Eleanor “Ellie” Merrill, who along with her husband, Philip Merrill, the longtime publisher of Washingtonian magazine and the Capital newspaper of Annapolis, became a leader in regional journalism and philanthropy, died July 15 at a hospital in Baltimore. She was 82.
The cause was a head injury sustained in a fall, said her daughter Catherine Merrill Williams, the president and publisher of Washingtonian magazine.
Mrs. Merrill, a daughter of Lithuanian immigrants and the first person in her family to go to college, became a prominent figure in the Maryland and national capital areas for five decades.
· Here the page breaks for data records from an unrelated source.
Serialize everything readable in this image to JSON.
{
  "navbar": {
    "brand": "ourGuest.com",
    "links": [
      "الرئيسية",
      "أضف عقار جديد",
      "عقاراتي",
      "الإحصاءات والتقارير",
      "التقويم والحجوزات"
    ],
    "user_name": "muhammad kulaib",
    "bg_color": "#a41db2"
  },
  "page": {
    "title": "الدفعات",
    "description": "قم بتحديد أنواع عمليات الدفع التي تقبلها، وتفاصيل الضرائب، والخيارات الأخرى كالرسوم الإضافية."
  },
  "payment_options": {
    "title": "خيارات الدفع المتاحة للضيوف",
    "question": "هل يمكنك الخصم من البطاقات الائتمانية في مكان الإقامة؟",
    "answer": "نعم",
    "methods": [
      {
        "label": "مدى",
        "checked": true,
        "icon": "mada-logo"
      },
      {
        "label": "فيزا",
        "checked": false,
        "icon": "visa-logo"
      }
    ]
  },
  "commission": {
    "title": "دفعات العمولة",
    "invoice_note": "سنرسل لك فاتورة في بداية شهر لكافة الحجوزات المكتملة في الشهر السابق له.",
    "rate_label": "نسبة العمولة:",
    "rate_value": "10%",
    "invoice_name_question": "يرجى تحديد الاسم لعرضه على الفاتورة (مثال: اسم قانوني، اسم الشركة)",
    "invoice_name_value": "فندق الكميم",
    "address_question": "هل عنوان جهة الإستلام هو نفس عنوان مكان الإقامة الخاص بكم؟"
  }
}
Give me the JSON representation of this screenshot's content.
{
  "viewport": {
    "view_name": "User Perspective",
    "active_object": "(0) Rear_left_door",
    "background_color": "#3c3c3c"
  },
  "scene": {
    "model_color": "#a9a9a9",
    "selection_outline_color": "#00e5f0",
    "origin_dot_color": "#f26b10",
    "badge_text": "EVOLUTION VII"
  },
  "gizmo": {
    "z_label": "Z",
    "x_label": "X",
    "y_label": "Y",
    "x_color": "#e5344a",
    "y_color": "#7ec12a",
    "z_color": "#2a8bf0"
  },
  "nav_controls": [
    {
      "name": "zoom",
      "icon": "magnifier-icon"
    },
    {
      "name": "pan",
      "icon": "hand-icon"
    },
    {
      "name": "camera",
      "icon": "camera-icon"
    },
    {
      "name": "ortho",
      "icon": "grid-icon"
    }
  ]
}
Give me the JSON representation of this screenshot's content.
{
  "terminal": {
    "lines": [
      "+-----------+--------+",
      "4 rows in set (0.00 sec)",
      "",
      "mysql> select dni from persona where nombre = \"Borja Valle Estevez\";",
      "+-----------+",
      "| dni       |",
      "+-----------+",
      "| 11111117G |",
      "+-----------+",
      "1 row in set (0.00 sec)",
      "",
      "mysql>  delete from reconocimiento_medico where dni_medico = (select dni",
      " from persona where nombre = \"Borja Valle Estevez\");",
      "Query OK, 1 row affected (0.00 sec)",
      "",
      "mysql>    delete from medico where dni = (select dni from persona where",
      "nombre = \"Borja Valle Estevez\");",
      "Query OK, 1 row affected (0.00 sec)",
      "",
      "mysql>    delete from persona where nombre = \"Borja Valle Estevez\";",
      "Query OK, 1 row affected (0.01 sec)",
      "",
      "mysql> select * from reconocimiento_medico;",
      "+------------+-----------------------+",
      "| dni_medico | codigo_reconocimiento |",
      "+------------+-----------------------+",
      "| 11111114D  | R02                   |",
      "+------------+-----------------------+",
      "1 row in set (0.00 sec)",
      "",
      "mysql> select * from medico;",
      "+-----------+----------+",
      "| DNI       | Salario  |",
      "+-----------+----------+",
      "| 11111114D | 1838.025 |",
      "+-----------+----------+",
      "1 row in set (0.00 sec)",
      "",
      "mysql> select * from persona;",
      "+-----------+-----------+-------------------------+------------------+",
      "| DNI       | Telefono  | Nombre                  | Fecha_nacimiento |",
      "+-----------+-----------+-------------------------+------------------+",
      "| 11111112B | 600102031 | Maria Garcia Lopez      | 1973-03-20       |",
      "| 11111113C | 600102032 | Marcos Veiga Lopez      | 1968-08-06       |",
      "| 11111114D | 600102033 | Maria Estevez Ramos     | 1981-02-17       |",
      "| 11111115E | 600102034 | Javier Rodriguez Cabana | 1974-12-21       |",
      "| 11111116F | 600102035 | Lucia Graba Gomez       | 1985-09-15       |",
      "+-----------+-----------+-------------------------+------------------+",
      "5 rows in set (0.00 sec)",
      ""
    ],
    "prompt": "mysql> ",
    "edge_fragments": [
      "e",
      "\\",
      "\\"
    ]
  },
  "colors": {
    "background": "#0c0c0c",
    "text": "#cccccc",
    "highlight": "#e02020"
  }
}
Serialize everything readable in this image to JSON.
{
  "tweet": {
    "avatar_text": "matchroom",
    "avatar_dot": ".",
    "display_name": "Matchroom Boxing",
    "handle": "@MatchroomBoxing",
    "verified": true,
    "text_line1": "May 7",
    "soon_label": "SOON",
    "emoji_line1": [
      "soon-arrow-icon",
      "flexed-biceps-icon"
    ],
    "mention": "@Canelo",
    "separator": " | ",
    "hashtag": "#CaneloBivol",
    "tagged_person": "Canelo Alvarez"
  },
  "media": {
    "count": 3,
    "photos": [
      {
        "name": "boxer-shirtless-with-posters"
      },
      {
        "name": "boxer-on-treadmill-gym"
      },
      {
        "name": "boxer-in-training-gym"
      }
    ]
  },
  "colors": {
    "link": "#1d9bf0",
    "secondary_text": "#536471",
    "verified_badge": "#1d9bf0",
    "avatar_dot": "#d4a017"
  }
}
In 1960, she and her husband, newly married, settled in Washington, where he was an intelligence analyst at the State Department. Constitutionally unsuited for bureaucracy, he left government in 1968 to purchase the Capital, a struggling newspaper that under his leadership grew into a hard-charging, high-circulation publication.
Over the years, he expanded his holdings, which also included the Maryland Gazette, to include the Bowie Blade-News, the Crofton News-Crier, the West County Gazette, the South County Gazette and, for a period, Baltimore magazine.
In 1979, he purchased Washingtonian magazine. Under his leadership, it combined service-oriented lists of top doctors and top restaurants with National Magazine Award-winning reportage to become one of the city’s most popular publications.
Philip Merrill took occasional sabbaticals from his publishing work to serve in government posts, including in the Defense Department, as assistant secretary-general for NATO of for defense support, and as chairman and president of the Export-Import Bank of the United States. In his absence, Mrs. Merrill oversaw the newspapers and Washingtonian.
“They both loved Washington and wanted to publish a magazine that [would] help make it a better city,” Jack Limpert, the editor of Washingtonian for four decades before his retirement in 2012, said in an email.
Mrs. Merrill was “smart and low-key and kept the magazine on a steady course while Phil was away,” Limpert wrote. “Phil was brilliant but at times temperamental and Ellie was a wonderfully stabilizing force, making them a good team. They were like a two-person crew piloting a plane — Phil the pilot and Ellie the navigator, with Ellie telling Phil to slow down when she thought he was going too fast or going in the wrong direction.”
In 2006, after undergoing heart surgery and other medical problems, Philip Merrill died from what the Maryland medical examiner’s office determined to be a self-inflicted gunshot wound. His body was found in the Chesapeake Bay nine days after he went sailing alone on his boat, the Merrilly, and disappeared.
After her husband’s death, Mrs. Merrill briefly became chairman and publisher of the family company, Capital-Gazette Communications. The next year, she and a business partner, Landmark Communications, reached an agreement in which Landmark took control of the newspapers and the Merrill family took control of Washingtonian.
Mrs. Merrill became chairman of Washingtonian, and her daughter ascended to publisher.
Eleanor Anne Pocius was born in Scranton, Pa., on Nov. 2, 1933. Her father was a coal miner and bar owner, and her mother was a homemaker.
She received a bachelor’s degree in English from Dickinson College in Carlisle, Pa., in 1955, then ventured to New York, where she was a Broadway press agent. In her early days in Washington, she was a press secretary to U.S. Sen. Kenneth B. Keating (R-N.Y.).
Mrs. Merrill was a former chairman of the board of visitors at the University of Maryland’s journalism school. In 2001, she and her husband donated $10 million to the school, which today is called the Philip Merrill College of Journalism.
The couple also supported the School of Advanced International Studies at Johns Hopkins University, home to the Philip Merrill Center for Strategic Studies, and the Chesapeake Bay Foundation, whose headquarters are located at the Philip Merrill Environmental Center in Annapolis.
Mrs. Merrill served on the boards of Washington organizations including the Shakespeare Theatre and Ford’s Theatre. A resident of Arnold, Md., she also maintained residences in the District and in Aspen, Colo.
Survivors include three children, Douglas Merrill of Shelburne, Vt., Catherine Merrill Williams of Washington and Nancy Merrill of Annapolis; and four grandsons.